In the end, he says the cases he considered did not solve the problem of the chain reaction as related to the project. Instead, his solutions were more of an advance in solving that flavor of mathematical equation, which in-and-of-itself Glauber considered a personal accomplishment.

"It was my first clear indication that this was research that nobody had ever done before and I seemed to be having some success with it," Glauber says. "I was only a student up to that point and it made me feel as though this was a field that I could enter. It was encouraging."

During the Manhattan Project, Glauber says he developed as much of an understanding of how physicists work as the mathematics he learned. Studying with and amongst some of the world's intellectual giants of physics and mathematics, like Robert Oppenheimer and Enrico Fermi, might be intimidating for some. Glauber, however, found reassurance from the experience.

"Learning how physicists worked was great," Glauber says. "To see the way they think about things, the way they gather ideas and why they throw out most of the bad ones had a certain real revelation to it. It made me think that I could do it when I had no assurance of that before."

When the project closed in 1945, Glauber returned to school. The experience left him with a distaste for secret work, which in an indirect way lead him to later choose a field of study unrelated to neutron diffusion and chain-reaction physics; a choice that paved the road to a Nobel Prize many decades later.

Glauber began to study optical coherence in the early 1960s. It's a field that deals with the property of light waves for limited, ideal cases that help conceptualize the physics of waves for scientists' understanding. Around the same time, lasers were emerging from theory to physical reality - by 1963, a handful of scientists had successfully created optical lasers.

Light from a laser acts differently than light from a light bulb, and Glauber was the first to explain why. In 1963, he published "The Quantum Theory of Optical Coherence", where he established a model to explain the fundamental behaviour of different types of light using quantum theory.

The paper laid the foundations for a quantum mechanical approach to optical coherence. Up to that point, scientists were using classical theory to study optical coherence, but the development of lasers threw a kink in the system which, Glauber discovered, only quantum theory could fix.

In October 2005 - an October that would prove very different, yet equally significant, from the one in 1943 - Glauber received an important phone call at 5:30 in the morning.  
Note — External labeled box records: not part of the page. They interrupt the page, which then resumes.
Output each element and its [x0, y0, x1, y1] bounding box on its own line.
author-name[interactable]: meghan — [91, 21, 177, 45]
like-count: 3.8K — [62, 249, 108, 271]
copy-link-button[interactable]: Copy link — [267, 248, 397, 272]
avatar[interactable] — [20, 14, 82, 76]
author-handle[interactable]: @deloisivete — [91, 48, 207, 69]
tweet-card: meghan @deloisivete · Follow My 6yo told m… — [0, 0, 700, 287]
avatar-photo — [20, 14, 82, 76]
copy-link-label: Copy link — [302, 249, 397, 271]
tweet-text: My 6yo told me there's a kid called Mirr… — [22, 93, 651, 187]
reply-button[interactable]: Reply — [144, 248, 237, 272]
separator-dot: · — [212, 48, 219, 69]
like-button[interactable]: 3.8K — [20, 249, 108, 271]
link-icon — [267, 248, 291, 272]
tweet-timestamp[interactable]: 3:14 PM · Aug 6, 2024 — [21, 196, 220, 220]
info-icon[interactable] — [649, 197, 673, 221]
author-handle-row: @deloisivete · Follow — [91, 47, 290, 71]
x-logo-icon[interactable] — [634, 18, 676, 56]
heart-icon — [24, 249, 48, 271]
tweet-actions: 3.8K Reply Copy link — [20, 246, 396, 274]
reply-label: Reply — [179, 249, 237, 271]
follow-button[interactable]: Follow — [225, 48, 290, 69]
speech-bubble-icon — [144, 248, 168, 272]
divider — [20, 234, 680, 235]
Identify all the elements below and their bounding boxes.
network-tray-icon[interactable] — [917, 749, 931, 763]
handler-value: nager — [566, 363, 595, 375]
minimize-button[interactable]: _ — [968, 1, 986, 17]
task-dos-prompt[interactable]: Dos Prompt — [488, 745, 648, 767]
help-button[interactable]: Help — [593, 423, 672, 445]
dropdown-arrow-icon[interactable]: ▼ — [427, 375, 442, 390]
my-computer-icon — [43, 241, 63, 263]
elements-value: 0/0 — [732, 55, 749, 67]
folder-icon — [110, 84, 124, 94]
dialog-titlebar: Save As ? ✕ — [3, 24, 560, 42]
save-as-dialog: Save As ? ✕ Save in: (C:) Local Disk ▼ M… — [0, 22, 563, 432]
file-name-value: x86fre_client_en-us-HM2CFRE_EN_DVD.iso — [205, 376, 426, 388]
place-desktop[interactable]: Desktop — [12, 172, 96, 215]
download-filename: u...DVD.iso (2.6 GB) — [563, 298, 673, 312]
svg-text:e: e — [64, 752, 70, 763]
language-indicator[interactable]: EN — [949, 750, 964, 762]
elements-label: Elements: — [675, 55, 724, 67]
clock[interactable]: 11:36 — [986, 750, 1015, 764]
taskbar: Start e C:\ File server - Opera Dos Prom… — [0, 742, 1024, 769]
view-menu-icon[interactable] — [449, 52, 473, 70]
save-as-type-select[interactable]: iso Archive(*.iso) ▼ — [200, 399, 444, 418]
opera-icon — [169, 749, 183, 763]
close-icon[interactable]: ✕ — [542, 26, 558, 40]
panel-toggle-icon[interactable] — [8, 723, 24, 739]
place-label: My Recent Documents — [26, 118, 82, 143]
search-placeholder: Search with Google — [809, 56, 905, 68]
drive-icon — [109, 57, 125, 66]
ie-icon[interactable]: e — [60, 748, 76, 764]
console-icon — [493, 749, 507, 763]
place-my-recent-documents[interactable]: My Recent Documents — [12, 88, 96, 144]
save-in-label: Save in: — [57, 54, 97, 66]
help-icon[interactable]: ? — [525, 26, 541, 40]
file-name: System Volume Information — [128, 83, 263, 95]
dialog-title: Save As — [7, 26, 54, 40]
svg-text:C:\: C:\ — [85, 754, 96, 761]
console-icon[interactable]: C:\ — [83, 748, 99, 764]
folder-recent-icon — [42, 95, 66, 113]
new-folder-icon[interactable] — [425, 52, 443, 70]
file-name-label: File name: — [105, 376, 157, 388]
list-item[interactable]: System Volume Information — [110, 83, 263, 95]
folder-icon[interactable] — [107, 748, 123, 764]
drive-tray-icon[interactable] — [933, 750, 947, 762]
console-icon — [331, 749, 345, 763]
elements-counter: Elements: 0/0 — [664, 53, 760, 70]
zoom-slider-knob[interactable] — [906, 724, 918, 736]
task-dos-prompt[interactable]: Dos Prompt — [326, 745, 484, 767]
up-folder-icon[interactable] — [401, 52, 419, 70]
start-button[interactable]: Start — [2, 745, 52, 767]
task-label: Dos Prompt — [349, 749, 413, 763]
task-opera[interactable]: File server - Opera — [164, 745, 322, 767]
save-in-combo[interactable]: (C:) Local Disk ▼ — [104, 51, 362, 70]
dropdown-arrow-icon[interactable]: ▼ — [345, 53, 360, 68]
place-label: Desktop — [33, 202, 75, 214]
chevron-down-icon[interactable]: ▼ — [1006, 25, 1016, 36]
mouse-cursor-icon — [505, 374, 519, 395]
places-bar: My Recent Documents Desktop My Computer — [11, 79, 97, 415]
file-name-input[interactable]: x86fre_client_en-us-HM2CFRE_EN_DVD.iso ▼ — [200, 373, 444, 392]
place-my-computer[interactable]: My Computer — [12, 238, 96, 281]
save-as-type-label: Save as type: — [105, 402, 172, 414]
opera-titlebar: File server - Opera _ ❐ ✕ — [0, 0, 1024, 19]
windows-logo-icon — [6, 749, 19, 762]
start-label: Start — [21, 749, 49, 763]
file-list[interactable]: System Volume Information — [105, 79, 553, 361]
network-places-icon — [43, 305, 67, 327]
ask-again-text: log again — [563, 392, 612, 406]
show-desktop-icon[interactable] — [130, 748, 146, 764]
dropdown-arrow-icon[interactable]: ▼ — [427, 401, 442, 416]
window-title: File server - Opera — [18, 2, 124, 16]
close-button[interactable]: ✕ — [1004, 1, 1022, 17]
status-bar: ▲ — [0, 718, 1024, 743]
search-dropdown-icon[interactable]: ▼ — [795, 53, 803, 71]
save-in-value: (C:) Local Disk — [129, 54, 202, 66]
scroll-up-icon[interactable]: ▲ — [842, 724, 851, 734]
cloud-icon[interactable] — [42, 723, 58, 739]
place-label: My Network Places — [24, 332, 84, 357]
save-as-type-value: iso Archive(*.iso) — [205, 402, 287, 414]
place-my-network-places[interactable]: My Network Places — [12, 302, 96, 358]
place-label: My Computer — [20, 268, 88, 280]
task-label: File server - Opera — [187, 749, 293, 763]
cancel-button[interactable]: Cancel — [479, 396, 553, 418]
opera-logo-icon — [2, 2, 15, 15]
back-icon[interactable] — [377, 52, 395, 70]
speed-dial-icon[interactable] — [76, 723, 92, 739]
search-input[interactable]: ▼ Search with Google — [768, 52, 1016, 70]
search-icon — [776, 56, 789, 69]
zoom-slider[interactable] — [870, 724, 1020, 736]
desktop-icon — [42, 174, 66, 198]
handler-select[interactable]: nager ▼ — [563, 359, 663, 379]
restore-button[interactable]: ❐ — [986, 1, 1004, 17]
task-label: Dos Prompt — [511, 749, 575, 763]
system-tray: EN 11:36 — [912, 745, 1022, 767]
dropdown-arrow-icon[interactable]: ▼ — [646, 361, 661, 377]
"I could only think of some other far-fetched things that could make for a phone call that early in the morning," Glauber recalls. "The real reason came as an absolute surprise."

The scientific community awarded the 2005 Nobel Prize in Physics to Glauber "for his contribution to the quantum theory of optical coherence", as well as John L. Hall and Theodor W. Hänsch "for their contributions to the development of laser-based precision spectroscopy, including the optical frequency comb technique".

Winning a Nobel Prize was a high-point for Glauber, and he says that he's been fortunate to have various other high-points over his career, many of which involved his collaboration with experimental physicists and developing explanations for some of their puzzling, observational results.

"When we found solutions we got this feeling that we'd really got it right and that there was a unique explanation. When that happens you can feel it immediately and there is something thrilling about it," Glauber says.

To help young, aspiring scientists discover what thrills them about science, Glauber has three words of advice: "Do what's interesting."